Four different hypothesis testing problems are provided. The values of the test statistics and significance level for the respective hypothesis are given.

a.

The provided scenario is the one-sided right-tailed test.

The p-value for the right-tailed test is:

\(\begin{aligned}p &= P\left( {Z > 2.02} \right)\\ &= 1 - P\left( {Z \le 2.02} \right)\\ &= 1 - 0.9783\\ &= 0.0217\end{aligned}\).

The z-table is used to obtain the probability of a z-score less than or equal to 2.02.

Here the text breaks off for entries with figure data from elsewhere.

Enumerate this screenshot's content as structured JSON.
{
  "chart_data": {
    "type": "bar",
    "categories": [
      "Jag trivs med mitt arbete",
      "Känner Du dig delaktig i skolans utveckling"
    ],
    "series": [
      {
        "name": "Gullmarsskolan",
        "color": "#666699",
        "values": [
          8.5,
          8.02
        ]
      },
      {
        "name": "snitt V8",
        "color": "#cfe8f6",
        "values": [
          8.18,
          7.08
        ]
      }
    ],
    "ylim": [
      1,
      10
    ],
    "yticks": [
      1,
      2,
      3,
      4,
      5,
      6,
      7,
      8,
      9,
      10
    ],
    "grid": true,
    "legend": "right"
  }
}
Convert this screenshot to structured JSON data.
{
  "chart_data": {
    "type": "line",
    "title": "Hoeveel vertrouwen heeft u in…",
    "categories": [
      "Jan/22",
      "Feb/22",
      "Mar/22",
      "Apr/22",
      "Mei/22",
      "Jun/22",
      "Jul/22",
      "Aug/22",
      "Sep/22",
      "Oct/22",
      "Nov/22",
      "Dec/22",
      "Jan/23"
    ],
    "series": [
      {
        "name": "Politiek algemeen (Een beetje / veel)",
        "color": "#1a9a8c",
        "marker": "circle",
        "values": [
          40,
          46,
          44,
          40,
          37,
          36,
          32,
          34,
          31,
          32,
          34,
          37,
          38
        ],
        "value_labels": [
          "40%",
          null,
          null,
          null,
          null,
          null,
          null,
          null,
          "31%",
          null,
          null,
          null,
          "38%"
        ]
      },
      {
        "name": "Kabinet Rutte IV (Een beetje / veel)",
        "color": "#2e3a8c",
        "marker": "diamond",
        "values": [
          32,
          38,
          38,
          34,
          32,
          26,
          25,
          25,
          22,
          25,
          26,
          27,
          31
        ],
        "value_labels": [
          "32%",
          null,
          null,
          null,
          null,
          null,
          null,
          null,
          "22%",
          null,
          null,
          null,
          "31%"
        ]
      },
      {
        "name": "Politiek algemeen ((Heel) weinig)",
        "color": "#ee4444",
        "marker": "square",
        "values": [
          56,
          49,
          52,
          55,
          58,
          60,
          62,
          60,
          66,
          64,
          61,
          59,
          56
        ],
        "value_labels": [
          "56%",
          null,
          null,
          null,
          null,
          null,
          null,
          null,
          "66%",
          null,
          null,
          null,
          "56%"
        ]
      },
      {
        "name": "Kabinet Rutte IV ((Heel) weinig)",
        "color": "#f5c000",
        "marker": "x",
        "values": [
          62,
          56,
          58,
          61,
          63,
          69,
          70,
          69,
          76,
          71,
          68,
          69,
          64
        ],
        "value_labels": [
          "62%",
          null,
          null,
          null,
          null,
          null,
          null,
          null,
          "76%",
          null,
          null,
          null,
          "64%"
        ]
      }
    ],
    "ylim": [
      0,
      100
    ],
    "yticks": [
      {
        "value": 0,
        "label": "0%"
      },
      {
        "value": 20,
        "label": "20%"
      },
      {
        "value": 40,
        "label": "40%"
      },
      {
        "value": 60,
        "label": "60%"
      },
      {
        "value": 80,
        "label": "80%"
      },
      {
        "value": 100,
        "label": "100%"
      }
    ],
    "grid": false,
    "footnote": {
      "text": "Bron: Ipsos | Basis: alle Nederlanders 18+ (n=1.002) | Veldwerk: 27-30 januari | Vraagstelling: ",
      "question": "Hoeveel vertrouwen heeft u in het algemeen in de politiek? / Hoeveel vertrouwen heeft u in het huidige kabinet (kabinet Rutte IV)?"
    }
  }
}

The p-value is greater than 0.01; therefore, do not reject the null hypothesis.

b.

The p-value for the left-tailed test is:

\(\begin{aligned}p &= P\left( {Z < - 1.78} \right)\\ &= 0.0375\end{aligned}\).

The value at the intersection of -1.70 and 0.08 is the required probability in the z-table.

The p-value is less than 0.05; therefore, reject the null hypothesis.

c.

The p-value for the two-tailed test is:

\(\begin{aligned}p &= 2P\left( {Z < - 1.93} \right)\\ &= 2 \times 0.0268\\ &= 0.0536\end{aligned}\).

The value at the intersection of -1.90 and 0.03 is the required probability in the z-table.

The p-value is less than 0.1; therefore, reject the null hypothesis.

d.

The p-value for the two-tailed test is:

\(\begin{aligned}p &= 2P\left( {Z > 1.96} \right)\\ &= 2\left( {1 - P\left( {Z \le 1.96} \right)} \right)\\ &= 2\left( {1 - 0.9750} \right)\\ &= 2 \times 0.0250\\ &= 0.05\end{aligned}\).

The z-table is used to obtain the probability of a z-score less than or equal to 1.96.

The p-value equals the significance level \(\alpha = 0.05\); therefore, do not reject the null hypothesis.